Best guess for where to post this:
Two M1 Macs, both on latest Monterey (MBP and Mini). Both run local Music libraries and stream via airplay to multiple appletv's (4k and newer) and homepod mini speakers.
The mini generally works reliably - every couple of months I have to reboot the network and mini when it starts acting up, but not often enough that I notice.
The M1 MBP though is a different story. It'll work all day, but then the next day I get 'Cannot connect to this airplay device for music playback' (paraphrasing text). Sometimes it's just on one appletv, but often it won't airplay to any device. The only thing that works is a reboot of the machine, then it'll work the rest of the day, but next morning it fails again. The mac doesn't sleep overnight.
I've tried cycling wifi, killing and restarting mdnsresponder, even deleting and re-creating the wifi connector, but it never works again until I reboot the machine.
Clearly something in the network stack (I suspect related to bonjour) is failing after a few hours. I've tried removing little snitch, but that has no effect. I've tried with IPv6 on, local-link, and automatic, which makes no difference.

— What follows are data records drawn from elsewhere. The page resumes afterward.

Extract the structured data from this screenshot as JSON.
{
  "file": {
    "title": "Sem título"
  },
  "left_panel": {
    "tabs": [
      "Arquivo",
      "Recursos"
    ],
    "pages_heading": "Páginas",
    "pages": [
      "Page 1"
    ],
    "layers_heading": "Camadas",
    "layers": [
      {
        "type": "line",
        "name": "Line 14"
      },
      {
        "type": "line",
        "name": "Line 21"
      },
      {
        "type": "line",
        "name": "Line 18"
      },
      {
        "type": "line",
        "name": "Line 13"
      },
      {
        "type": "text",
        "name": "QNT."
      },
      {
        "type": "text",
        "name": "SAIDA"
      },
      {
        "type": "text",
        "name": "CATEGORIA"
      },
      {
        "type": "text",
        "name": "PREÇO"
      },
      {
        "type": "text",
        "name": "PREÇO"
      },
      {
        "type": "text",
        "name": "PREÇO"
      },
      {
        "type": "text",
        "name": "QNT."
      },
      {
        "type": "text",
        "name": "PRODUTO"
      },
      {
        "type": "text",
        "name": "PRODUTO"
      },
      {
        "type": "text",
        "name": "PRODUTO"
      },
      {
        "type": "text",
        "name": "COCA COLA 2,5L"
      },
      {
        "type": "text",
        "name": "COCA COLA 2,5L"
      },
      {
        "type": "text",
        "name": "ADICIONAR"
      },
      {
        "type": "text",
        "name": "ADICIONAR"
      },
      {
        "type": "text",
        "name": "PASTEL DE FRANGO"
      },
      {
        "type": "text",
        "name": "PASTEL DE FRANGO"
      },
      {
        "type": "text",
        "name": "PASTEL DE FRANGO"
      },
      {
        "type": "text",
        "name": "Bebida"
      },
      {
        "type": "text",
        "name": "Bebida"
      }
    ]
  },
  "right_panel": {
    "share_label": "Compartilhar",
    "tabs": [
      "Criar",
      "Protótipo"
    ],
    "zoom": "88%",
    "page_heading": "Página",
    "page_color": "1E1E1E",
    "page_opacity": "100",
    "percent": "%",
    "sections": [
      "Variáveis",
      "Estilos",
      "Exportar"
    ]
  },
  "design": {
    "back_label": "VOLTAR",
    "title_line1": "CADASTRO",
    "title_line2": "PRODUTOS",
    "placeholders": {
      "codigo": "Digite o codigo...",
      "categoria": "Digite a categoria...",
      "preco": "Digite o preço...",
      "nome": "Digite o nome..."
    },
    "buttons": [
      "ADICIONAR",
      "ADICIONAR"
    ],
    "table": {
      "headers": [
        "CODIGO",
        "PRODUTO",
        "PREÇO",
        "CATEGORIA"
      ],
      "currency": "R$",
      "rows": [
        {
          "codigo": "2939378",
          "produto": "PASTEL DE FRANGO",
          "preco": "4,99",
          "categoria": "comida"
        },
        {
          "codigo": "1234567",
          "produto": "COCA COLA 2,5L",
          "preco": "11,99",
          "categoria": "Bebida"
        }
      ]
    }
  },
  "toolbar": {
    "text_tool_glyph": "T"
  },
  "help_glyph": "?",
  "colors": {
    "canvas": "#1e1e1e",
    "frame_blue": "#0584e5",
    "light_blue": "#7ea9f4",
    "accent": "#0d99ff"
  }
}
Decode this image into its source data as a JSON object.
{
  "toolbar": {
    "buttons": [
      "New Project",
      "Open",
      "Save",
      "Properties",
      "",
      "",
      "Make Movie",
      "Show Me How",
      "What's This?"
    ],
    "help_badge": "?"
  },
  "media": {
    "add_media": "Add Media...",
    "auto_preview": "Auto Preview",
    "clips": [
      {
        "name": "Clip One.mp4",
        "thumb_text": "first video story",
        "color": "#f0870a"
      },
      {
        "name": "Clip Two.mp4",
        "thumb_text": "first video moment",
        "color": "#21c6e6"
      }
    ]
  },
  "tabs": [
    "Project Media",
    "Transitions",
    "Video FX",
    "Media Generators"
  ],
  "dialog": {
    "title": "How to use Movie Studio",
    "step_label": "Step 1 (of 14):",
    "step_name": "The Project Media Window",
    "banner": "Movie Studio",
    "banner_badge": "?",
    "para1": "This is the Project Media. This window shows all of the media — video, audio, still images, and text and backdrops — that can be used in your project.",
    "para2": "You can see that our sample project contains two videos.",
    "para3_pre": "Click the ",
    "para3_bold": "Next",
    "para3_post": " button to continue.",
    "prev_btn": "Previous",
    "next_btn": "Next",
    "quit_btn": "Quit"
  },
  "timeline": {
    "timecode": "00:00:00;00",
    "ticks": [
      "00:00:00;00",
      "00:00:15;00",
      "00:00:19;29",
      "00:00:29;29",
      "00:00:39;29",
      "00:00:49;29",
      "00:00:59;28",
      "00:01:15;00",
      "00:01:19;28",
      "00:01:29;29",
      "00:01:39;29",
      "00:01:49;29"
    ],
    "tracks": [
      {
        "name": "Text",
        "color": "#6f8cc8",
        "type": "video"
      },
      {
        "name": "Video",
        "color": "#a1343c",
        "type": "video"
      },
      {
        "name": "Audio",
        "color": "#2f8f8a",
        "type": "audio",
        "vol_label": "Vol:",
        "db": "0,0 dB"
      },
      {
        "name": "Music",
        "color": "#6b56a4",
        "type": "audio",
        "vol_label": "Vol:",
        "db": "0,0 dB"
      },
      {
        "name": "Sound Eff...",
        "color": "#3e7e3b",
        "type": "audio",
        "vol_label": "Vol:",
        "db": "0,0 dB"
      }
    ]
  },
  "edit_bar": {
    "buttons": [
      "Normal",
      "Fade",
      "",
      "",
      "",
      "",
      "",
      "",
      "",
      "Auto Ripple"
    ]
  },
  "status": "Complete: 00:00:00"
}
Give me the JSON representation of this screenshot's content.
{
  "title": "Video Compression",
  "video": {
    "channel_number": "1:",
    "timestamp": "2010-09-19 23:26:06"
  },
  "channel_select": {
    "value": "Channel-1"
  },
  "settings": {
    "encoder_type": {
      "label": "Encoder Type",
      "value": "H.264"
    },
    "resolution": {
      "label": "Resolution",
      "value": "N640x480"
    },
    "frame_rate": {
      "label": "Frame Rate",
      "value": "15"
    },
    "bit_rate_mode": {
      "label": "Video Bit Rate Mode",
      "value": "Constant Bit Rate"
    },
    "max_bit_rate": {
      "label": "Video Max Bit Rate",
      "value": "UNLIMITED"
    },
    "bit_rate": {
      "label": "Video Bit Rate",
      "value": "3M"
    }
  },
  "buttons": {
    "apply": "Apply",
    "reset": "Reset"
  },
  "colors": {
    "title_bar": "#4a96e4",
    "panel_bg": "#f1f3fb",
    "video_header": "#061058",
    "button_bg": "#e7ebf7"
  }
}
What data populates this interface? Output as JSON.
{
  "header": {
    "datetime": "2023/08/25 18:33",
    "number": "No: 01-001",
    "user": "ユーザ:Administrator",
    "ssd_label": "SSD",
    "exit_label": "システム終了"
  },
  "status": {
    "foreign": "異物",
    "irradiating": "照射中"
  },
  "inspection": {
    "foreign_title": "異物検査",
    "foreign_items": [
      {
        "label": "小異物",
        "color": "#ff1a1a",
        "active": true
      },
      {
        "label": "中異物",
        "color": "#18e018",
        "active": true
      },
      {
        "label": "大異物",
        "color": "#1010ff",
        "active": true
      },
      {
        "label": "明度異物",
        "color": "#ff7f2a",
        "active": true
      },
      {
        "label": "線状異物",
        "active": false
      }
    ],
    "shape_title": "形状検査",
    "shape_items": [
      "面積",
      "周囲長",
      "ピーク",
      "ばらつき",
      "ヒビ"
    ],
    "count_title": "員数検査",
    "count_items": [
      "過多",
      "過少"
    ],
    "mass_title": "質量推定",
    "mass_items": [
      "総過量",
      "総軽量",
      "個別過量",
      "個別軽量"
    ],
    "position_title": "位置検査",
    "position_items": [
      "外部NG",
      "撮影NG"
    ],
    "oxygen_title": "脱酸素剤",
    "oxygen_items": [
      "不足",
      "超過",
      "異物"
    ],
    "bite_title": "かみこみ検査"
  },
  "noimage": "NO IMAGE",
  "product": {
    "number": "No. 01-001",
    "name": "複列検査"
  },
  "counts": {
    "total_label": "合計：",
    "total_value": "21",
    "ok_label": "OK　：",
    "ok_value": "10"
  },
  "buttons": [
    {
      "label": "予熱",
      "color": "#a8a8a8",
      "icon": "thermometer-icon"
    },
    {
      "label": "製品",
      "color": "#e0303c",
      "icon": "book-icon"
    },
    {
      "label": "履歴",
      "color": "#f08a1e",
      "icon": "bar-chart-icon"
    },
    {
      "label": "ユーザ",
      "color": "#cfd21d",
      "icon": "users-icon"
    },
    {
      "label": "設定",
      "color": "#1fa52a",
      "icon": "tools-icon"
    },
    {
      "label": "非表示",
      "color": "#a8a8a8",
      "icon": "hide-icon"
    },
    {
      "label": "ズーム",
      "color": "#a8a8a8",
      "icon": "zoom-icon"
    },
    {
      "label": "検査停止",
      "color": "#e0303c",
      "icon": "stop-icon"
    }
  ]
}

When the MBP fails, the mini, iphones, and ipads still works to the same target appletv, so I'm 99.9% sure the issue is with something on the laptop, but I'll be damned if I can figure out what it is.
Apple stuff (airplay, automatic airpod switching, etc) works until it doesn't, and then it's a major pita to trouble shoot because it's a total black box. I know if I call into apple they'll tell me to wipe and reinstall the OS to see if that fixes it (they did that for a preference problem on another machine recently), but that's a non-starter.
Anyone out there figured out where in the network stack the airplay/bonjour subsystem sits? I'm perfectly happy to simply kill and restart the process to fix this, if I knew what it was.